Tuesday, March 6, 2012

March 4 - Music and Friends

Carol, Betty, Pat, and Galen at Chuy's.  We all got together to play music in the afternoon and then went to dinner.  Today would have been Betty and Ken's 45th anniversary and we were celebrating Ken's life and wishing he were with us.

The chips and salsa at Chuy's are served out of the trunk of a car.

Feb 20 - Riverwalk


We had some extra time today so parked at the Brewery and walked along the new section of the Riverwalk to SAMA.  We walked under the glow in the dark fish and under another bridge that sounded like walking through a wild animal park.
We walked past this grotto.


It is February but felt much more like March or April today.

Feb 17 - San Antonio Museum of Art

Our friend, Mary Hogan, is training to be a docent at SAMA and took us on a great tour today.  Since it was just the three of us, we got to hear some very interesting stories not shared with the regular tours.  The eyes above are from an Egyptian anthropoid coffin.

The iridescence on this small vase came from many, many years of being buried underground.

This is a drinking bowl and the eyes are meant to startle other drinkers into not drinking too much.

Greek children probably learned the Greek alphabet with the help of figures like this female phi and female alpha.

This is one of my favorite rooms in the museum.  It is both eerie and beautiful.

The Romans must have had tiny appetites.  The plates in this photo are only about three inches in diameter.

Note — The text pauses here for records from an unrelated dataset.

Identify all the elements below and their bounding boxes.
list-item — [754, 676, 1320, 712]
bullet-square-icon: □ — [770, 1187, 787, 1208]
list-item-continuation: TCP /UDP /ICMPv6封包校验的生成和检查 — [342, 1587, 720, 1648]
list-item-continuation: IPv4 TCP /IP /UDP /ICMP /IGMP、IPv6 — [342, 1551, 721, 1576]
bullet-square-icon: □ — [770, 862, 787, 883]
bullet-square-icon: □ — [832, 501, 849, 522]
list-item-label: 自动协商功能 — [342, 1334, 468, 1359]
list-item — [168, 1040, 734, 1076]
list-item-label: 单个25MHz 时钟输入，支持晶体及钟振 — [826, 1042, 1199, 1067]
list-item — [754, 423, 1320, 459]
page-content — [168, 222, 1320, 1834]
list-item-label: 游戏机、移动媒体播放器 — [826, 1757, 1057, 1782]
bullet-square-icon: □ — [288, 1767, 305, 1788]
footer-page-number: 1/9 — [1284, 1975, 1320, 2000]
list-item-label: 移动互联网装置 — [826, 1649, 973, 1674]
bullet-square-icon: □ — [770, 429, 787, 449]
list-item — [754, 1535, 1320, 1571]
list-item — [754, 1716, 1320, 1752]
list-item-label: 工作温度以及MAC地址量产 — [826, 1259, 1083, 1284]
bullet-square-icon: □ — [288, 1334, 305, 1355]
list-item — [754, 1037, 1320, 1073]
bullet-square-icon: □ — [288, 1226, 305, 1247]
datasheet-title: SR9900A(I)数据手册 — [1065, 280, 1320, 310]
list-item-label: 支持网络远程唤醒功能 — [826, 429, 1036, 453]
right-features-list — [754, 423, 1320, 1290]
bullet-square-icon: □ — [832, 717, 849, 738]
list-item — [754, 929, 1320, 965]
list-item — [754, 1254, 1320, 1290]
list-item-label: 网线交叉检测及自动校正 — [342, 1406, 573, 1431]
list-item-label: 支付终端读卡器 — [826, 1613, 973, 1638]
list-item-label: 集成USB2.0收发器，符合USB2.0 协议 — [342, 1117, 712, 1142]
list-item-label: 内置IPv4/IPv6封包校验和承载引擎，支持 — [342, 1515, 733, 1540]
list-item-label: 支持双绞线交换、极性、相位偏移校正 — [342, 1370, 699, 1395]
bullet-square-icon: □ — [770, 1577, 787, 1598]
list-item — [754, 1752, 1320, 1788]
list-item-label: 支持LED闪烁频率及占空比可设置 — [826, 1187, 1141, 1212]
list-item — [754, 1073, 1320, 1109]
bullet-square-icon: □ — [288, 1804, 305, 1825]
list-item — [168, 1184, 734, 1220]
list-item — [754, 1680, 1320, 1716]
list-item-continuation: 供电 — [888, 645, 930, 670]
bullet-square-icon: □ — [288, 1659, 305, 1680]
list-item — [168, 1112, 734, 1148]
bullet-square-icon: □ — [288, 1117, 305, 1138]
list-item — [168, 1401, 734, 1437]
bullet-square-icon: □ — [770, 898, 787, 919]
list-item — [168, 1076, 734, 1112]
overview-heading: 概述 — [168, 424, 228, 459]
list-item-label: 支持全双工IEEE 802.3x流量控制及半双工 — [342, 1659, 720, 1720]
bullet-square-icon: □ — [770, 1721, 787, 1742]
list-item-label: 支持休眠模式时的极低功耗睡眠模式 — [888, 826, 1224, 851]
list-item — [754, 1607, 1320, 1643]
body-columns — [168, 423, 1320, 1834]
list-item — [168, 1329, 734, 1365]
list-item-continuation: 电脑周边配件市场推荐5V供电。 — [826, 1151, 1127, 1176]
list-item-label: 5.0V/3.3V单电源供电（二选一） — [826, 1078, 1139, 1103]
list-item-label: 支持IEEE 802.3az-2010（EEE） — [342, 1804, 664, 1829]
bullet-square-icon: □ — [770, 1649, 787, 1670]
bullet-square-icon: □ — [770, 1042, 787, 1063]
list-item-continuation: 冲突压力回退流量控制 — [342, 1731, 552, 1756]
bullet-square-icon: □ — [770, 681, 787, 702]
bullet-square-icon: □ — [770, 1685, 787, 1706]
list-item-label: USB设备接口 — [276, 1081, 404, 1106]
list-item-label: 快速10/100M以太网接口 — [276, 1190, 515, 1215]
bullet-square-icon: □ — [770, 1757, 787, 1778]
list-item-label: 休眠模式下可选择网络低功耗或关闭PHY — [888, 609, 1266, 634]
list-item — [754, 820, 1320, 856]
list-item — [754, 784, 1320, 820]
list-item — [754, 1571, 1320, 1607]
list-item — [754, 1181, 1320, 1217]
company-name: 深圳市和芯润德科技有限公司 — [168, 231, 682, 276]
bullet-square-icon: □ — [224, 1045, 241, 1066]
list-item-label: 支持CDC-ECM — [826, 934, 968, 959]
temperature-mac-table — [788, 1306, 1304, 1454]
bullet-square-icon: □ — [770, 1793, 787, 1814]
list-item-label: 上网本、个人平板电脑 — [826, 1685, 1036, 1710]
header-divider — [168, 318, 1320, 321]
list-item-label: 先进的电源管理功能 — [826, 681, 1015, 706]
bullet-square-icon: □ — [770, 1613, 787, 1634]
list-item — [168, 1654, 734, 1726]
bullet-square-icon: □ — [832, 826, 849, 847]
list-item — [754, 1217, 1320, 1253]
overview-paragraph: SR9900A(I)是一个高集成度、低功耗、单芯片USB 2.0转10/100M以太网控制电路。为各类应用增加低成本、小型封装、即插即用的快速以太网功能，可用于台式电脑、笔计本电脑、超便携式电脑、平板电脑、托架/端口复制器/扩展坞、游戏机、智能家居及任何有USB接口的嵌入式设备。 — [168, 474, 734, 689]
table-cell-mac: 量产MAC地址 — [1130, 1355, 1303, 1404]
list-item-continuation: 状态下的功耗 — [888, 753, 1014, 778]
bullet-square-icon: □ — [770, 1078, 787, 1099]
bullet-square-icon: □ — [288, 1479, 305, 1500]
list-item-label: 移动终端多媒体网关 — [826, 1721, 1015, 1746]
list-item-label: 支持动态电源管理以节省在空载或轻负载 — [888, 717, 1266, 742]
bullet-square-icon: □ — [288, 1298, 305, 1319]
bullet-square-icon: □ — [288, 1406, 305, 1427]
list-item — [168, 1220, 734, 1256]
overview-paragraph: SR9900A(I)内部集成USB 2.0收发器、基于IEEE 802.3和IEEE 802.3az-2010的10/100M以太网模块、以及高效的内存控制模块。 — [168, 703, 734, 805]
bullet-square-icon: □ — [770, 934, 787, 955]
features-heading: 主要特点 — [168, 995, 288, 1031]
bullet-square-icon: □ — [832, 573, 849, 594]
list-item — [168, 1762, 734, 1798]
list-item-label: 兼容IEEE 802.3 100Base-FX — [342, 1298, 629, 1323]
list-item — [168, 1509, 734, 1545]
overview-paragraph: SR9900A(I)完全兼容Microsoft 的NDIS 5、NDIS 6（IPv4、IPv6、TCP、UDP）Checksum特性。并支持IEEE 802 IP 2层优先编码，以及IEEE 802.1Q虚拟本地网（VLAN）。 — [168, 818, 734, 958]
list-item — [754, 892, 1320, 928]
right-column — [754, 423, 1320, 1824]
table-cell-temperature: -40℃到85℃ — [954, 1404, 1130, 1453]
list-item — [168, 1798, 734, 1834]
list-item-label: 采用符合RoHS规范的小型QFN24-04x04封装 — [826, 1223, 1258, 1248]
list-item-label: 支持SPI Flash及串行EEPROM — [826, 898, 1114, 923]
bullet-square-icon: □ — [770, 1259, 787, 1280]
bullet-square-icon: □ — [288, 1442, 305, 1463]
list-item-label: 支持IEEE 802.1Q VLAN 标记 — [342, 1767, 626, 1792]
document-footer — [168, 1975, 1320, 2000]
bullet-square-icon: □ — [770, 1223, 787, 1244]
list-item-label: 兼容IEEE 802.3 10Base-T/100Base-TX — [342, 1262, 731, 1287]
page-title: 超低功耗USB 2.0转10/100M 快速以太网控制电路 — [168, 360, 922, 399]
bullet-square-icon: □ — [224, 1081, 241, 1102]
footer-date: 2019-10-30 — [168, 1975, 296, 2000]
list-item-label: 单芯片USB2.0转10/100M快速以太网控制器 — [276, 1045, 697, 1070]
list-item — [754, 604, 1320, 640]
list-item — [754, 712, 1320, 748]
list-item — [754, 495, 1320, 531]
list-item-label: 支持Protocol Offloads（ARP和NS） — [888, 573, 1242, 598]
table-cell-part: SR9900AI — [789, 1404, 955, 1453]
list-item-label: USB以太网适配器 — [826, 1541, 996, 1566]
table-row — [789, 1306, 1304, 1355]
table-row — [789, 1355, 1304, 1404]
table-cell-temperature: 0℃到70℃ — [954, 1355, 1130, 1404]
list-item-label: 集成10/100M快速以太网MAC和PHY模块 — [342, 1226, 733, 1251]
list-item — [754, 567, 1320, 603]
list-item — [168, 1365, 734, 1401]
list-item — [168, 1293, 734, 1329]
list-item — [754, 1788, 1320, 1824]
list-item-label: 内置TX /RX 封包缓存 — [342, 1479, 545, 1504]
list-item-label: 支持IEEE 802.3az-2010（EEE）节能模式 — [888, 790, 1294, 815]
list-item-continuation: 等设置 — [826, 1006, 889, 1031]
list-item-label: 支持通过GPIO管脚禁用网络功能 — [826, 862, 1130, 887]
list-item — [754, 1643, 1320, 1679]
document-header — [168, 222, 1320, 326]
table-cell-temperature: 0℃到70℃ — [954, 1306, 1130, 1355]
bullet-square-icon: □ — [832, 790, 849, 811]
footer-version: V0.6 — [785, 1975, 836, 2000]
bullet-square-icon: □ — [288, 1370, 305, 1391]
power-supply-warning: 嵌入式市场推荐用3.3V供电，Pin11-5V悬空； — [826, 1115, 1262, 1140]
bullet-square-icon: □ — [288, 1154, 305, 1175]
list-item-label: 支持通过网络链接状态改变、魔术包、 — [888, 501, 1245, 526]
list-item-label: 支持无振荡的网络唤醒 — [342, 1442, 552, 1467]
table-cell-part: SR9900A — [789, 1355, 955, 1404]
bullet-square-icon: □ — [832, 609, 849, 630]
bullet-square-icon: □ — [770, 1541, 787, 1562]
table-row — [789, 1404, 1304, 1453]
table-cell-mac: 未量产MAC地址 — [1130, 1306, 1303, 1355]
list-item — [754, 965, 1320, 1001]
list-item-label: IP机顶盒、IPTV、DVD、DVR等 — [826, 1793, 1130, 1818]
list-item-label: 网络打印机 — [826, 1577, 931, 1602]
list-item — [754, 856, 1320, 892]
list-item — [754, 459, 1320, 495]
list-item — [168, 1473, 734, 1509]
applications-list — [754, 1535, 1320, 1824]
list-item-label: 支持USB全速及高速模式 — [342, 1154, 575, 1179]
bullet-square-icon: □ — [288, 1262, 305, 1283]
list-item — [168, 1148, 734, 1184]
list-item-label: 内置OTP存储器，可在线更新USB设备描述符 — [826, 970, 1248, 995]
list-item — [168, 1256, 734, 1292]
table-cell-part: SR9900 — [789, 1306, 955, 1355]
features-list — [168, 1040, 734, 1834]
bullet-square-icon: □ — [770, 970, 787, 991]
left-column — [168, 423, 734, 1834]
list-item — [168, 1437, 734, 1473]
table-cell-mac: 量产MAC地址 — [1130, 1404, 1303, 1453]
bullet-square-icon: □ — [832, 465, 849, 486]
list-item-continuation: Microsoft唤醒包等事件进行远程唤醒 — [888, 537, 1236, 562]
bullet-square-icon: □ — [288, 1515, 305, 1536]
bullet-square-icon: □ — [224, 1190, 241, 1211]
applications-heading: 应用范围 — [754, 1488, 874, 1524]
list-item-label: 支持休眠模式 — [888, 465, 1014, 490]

I took our granddaughter Alex to SAMA when she was four or five and after we'd toured the entire museum, I asked her what she liked best.  She liked the elevator!  It is impressive - all glass and nearly completely silent.  Alex wanted to be an artist from a very early age and did enjoy the art, too.

This bowl may not look like much in this photo but if you could see it up close, you would see that all the marks in the background of the bowl are actually tiny little butterflies.

One small room was devoted to a Chinese cricket exhibit.  One thousand years ago the affluent Chinese kept crickets for fighting and for music and built elaborate homes for them as well as coffins, beds, arenas, duplexes, and special cages so the singing crickets could be taken on strolls.  Singing crickets were called "Golden Bell" crickets.  Fighting crickets were not allowed to fight so long that they would be hurt.

This cricket house is made of a gourd that was wrapped as it grew.

Cricket-sized food and water bowls.

This intricate and impressive mandala is one of only four in museums in the United States.  Mandala's are normally destroyed after a few days but permission was given by the Dalai Lama #14 to preserve this one.  A vaporized glue, settled over the sand and pigment of this 5x5' mandala, made it possible to move the mandala without destroying it.